We are interested in how the innate immune system first detects evading pathogens and the mechanisms in place to prevent autoimmunity. The innate immune system is a phylogenetically ancient defense mechanism that is present in all multicellular organisms and has evolved a limited set of nonclonal, germ-line encoded pathogen recognition receptors (PRRs) to sense evading pathogens. Each of these receptors is specialized in detecting one type of pathogen-associated (PAMP) or damage-associated molecular pattern (DAMP). Nucleic acids, such as DNA or RNA, which are used by any organism to carry genetic information, can serve as PAMPs and are one of the most important classes of molecules recognized by our immune system. However, nucleic acids are not limited to pathogens, but also present within the host. This blurs the lines between self and non-self-discrimination and puts host nucleic acids at risk of being recognized by innate immune sensors, which can lead to autoimmune and autoinflammatory diseases. Here we aim to understand how these immune receptors recognize specific nucleic acids together with their sophisticated strategies to overcome self-recognition. From an evolutionary perspective, we are interested in how these immune receptors have adapted to recognize a particular ligand and what signaling mechanisms are present to fine-tune the immune response across evolution to match the species-specific pathogen burden.
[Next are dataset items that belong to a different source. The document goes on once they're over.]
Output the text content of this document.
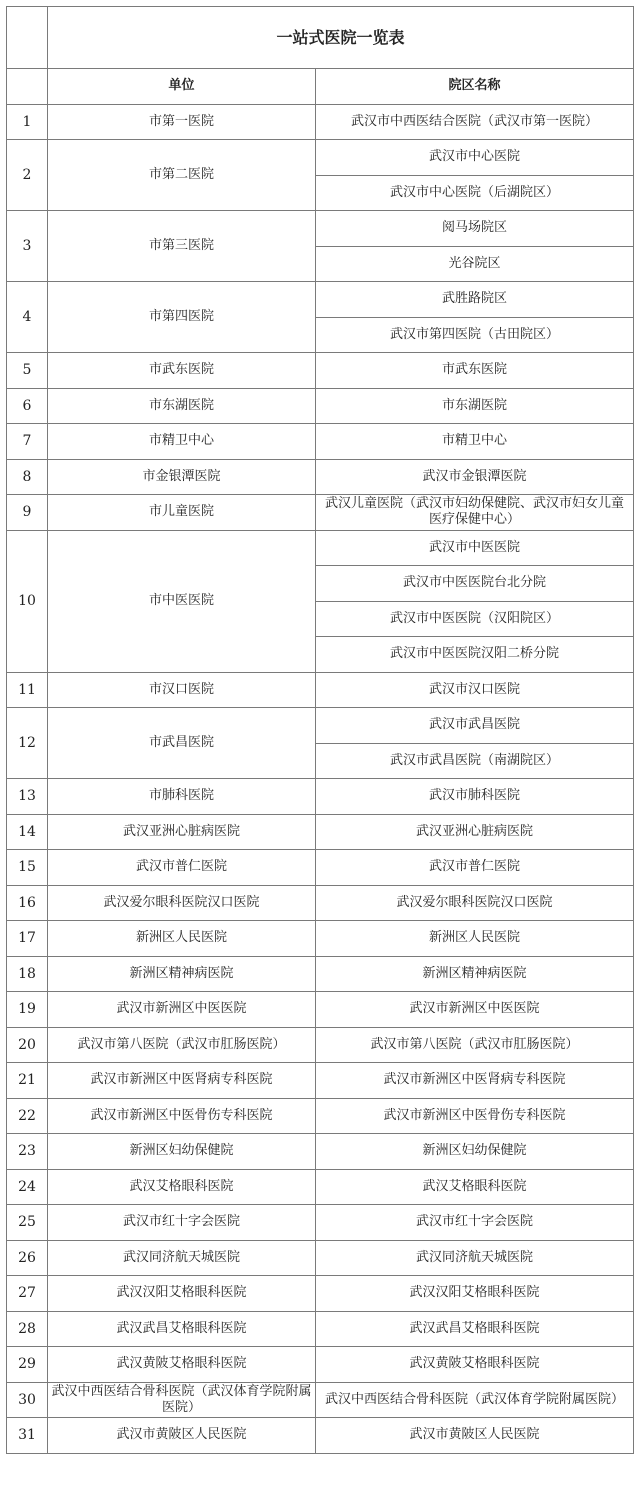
	一站式医院一览表	
	单位	院区名称
1	市第一医院	武汉市中西医结合医院（武汉市第一医院）
2	市第二医院	武汉市中心医院
		武汉市中心医院（后湖院区）
3	市第三医院	阅马场院区
		光谷院区
4	市第四医院	武胜路院区
		武汉市第四医院（古田院区）
5	市武东医院	市武东医院
6	市东湖医院	市东湖医院
7	市精卫中心	市精卫中心
8	市金银潭医院	武汉市金银潭医院
9	市儿童医院	武汉儿童医院（武汉市妇幼保健院、武汉市妇女儿童医疗保健中心）
10	市中医医院	武汉市中医医院
		武汉市中医医院台北分院
		武汉市中医医院（汉阳院区）
		武汉市中医医院汉阳二桥分院
11	市汉口医院	武汉市汉口医院
12	市武昌医院	武汉市武昌医院
		武汉市武昌医院（南湖院区）
13	市肺科医院	武汉市肺科医院
14	武汉亚洲心脏病医院	武汉亚洲心脏病医院
15	武汉市普仁医院	武汉市普仁医院
16	武汉爱尔眼科医院汉口医院	武汉爱尔眼科医院汉口医院
17	新洲区人民医院	新洲区人民医院
18	新洲区精神病医院	新洲区精神病医院
19	武汉市新洲区中医医院	武汉市新洲区中医医院
20	武汉市第八医院（武汉市肛肠医院）	武汉市第八医院（武汉市肛肠医院）
21	武汉市新洲区中医肾病专科医院	武汉市新洲区中医肾病专科医院
22	武汉市新洲区中医骨伤专科医院	武汉市新洲区中医骨伤专科医院
23	新洲区妇幼保健院	新洲区妇幼保健院
24	武汉艾格眼科医院	武汉艾格眼科医院
25	武汉市红十字会医院	武汉市红十字会医院
26	武汉同济航天城医院	武汉同济航天城医院
27	武汉汉阳艾格眼科医院	武汉汉阳艾格眼科医院
28	武汉武昌艾格眼科医院	武汉武昌艾格眼科医院
29	武汉黄陂艾格眼科医院	武汉黄陂艾格眼科医院
30	武汉中西医结合骨科医院（武汉体育学院附属医院）	武汉中西医结合骨科医院（武汉体育学院附属医院）
31	武汉市黄陂区人民医院	武汉市黄陂区人民医院
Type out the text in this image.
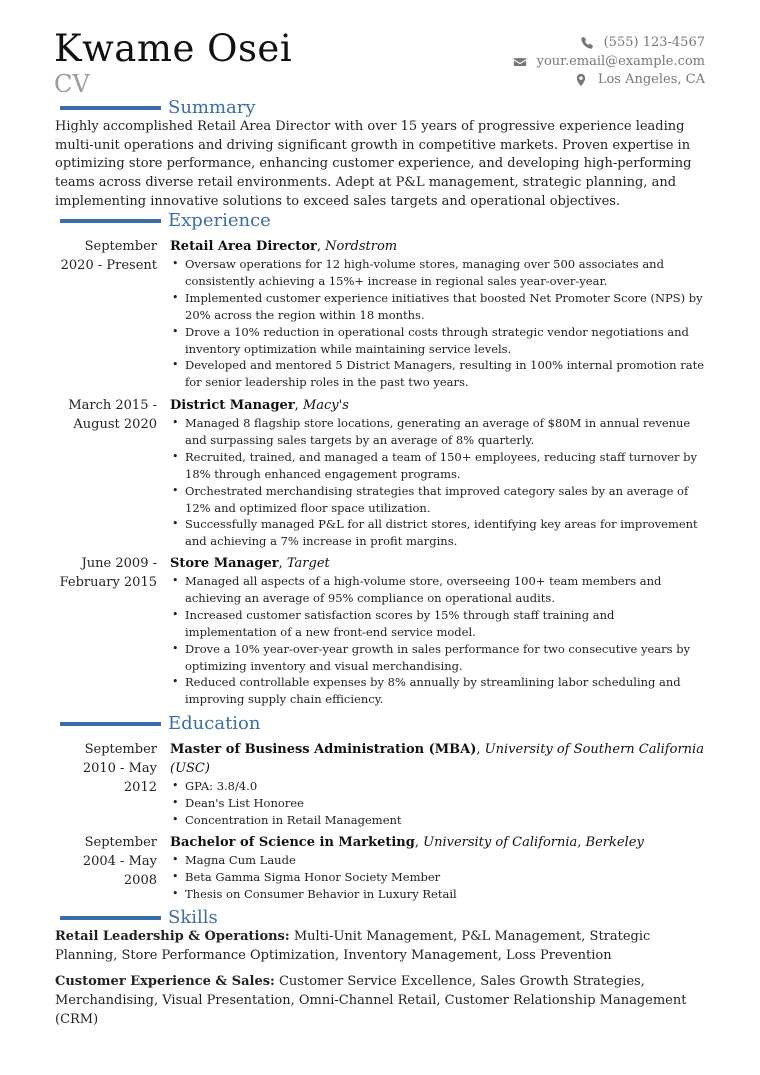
Kwame Osei
CV
(555) 123-4567
your.email@example.com
Los Angeles, CA
Summary
Highly accomplished Retail Area Director with over 15 years of progressive experience leading multi-unit operations and driving significant growth in competitive markets. Proven expertise in optimizing store performance, enhancing customer experience, and developing high-performing teams across diverse retail environments. Adept at P&L management, strategic planning, and implementing innovative solutions to exceed sales targets and operational objectives.
Experience
September 2020 - Present
Retail Area Director, Nordstrom
• Oversaw operations for 12 high-volume stores, managing over 500 associates and consistently achieving a 15%+ increase in regional sales year-over-year.
• Implemented customer experience initiatives that boosted Net Promoter Score (NPS) by 20% across the region within 18 months.
• Drove a 10% reduction in operational costs through strategic vendor negotiations and inventory optimization while maintaining service levels.
• Developed and mentored 5 District Managers, resulting in 100% internal promotion rate for senior leadership roles in the past two years.
March 2015 - August 2020
District Manager, Macy's
• Managed 8 flagship store locations, generating an average of $80M in annual revenue and surpassing sales targets by an average of 8% quarterly.
• Recruited, trained, and managed a team of 150+ employees, reducing staff turnover by 18% through enhanced engagement programs.
• Orchestrated merchandising strategies that improved category sales by an average of 12% and optimized floor space utilization.
• Successfully managed P&L for all district stores, identifying key areas for improvement and achieving a 7% increase in profit margins.
June 2009 - February 2015
Store Manager, Target
• Managed all aspects of a high-volume store, overseeing 100+ team members and achieving an average of 95% compliance on operational audits.
• Increased customer satisfaction scores by 15% through staff training and implementation of a new front-end service model.
• Drove a 10% year-over-year growth in sales performance for two consecutive years by optimizing inventory and visual merchandising.
• Reduced controllable expenses by 8% annually by streamlining labor scheduling and improving supply chain efficiency.
Education
September 2010 - May 2012
Master of Business Administration (MBA), University of Southern California (USC)
• GPA: 3.8/4.0
• Dean's List Honoree
• Concentration in Retail Management
September 2004 - May 2008
Bachelor of Science in Marketing, University of California, Berkeley
• Magna Cum Laude
• Beta Gamma Sigma Honor Society Member
• Thesis on Consumer Behavior in Luxury Retail
Skills
Retail Leadership & Operations: Multi-Unit Management, P&L Management, Strategic Planning, Store Performance Optimization, Inventory Management, Loss Prevention
Customer Experience & Sales: Customer Service Excellence, Sales Growth Strategies, Merchandising, Visual Presentation, Omni-Channel Retail, Customer Relationship Management (CRM)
Our group focuses on a recently discovered new family of nucleic acid sensing proteins including the DNA sensing pathway cGAS–STING as well as the RNA sensing pathway OAS1–RNase L. Upon sensing pathogenic double-stranded DNA, cyclic GMP–AMP synthase (cGAS) catalyzes the production of cyclic 2′–5′ GMP 3′–5′ AMP (2′3′-cGAMP) from common nucleotide triphosphate precursors ATP and GTP. 2′3′-cGAMP is recognized by the adaptor protein Stimulator of Interferon Genes (STING) and triggers a signaling cascade leading to the production of type I interferons and pro-inflammatory cytokines. Oas proteins recognize dsRNA instead and upon recognition can produce the linear second messenger 2'-5'-oligo adenylate (2'-5'OA) of varying length from ATP. This linear nucleotide second messenger can then activate the downstream restriction factor RNase L responsible for cellular as well as viral RNA cleavage leading to the inhibition of protein synthesis and apoptosis limiting viral spread.